When he was about 15 years old, McClain hooked up with Little Melvin Underwood, a blues guitarist from Mississippi.
"I started as his valet, and I worked my way up to backup singing. And then I worked my way up to lead vocal."
He traveled with Little Melvin's band until they stopped in Pensacola, Florida in 1963. "We went to Pensacola
for two days, and I stayed ten years!" He laughs. Little Melvin was headed north. "I said, 'I want to hang right
here, with the big palm trees and the beach!'" He laughs again. "So that's when I quit the band."
It was in Pensacola that McClain got his nickname. "Before I got there, I was called 'Good Rockin' Sam.' And
a club owner there, Tom Golson, somehow me made a mistake and put up 'Mighty Sam.' And it stuck. It's been Mighty ever since."
He kept busy in Pensacola, singing
at Tom's Tavern and Abe's 506 Club, and going on regional tours with the Dothan Sextet, a regional band that had once backed
up Otis Redding.
At one of his gigs, McClain caught the attention of Papa Don Schroeder,
a local DJ who was trying to get into the recording business. Papa Don arranged some recording sessions for him at Muscle
Shoals, Alabama; one of the tracks he cut was "Sweet Dreams," a country song made famous by Patsy Cline.
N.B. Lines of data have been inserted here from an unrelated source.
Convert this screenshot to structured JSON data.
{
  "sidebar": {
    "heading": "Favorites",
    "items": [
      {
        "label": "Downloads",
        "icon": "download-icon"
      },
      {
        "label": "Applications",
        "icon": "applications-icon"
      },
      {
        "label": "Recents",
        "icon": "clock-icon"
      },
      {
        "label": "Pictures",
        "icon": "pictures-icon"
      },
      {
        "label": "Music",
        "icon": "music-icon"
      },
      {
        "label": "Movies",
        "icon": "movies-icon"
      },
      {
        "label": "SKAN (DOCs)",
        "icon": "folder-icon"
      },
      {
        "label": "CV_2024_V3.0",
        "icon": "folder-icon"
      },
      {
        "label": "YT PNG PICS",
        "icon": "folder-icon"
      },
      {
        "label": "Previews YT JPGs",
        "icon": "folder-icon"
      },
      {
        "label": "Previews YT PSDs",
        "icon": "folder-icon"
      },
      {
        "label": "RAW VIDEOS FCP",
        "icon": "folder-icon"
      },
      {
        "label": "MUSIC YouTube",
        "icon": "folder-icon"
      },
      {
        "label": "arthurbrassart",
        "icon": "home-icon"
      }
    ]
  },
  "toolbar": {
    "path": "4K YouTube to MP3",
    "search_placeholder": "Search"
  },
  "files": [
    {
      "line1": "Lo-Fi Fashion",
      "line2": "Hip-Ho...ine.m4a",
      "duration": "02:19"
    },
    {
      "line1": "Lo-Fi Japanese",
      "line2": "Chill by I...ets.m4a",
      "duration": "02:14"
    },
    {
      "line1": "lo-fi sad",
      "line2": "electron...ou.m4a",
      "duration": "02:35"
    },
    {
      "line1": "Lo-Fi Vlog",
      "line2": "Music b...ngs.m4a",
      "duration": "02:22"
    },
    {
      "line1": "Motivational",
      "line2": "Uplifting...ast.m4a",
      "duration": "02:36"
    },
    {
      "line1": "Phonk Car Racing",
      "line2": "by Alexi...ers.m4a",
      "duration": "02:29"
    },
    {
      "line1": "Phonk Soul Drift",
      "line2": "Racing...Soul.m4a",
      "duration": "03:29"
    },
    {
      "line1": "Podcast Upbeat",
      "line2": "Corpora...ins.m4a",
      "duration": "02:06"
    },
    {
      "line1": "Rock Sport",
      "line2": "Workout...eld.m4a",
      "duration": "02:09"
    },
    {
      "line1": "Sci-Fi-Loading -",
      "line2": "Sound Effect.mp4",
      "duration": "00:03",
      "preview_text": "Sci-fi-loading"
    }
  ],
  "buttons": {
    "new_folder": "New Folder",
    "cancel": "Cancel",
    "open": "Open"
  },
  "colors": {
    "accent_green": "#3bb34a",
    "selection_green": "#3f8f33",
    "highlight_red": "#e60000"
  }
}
"Sweet Dreams" became a minor hit for McClain in 1966. He toured as a headliner, including a stop
at the renowned Apollo Theatre in New York City. "I went from standin' on the corner to making 1200, 1400, 1600 dollars
a week," he recalls. "But as soon as it happened, it was over. It was like God took me to the mountaintop, showed
me what I can have if I'm willing to work for it, and then it was all over. And there I was, from the Apollo Theatre, working
with Albert King, Jackie Wilson, and all those people, and the next thing I knew I was eatin' out of a garbage can."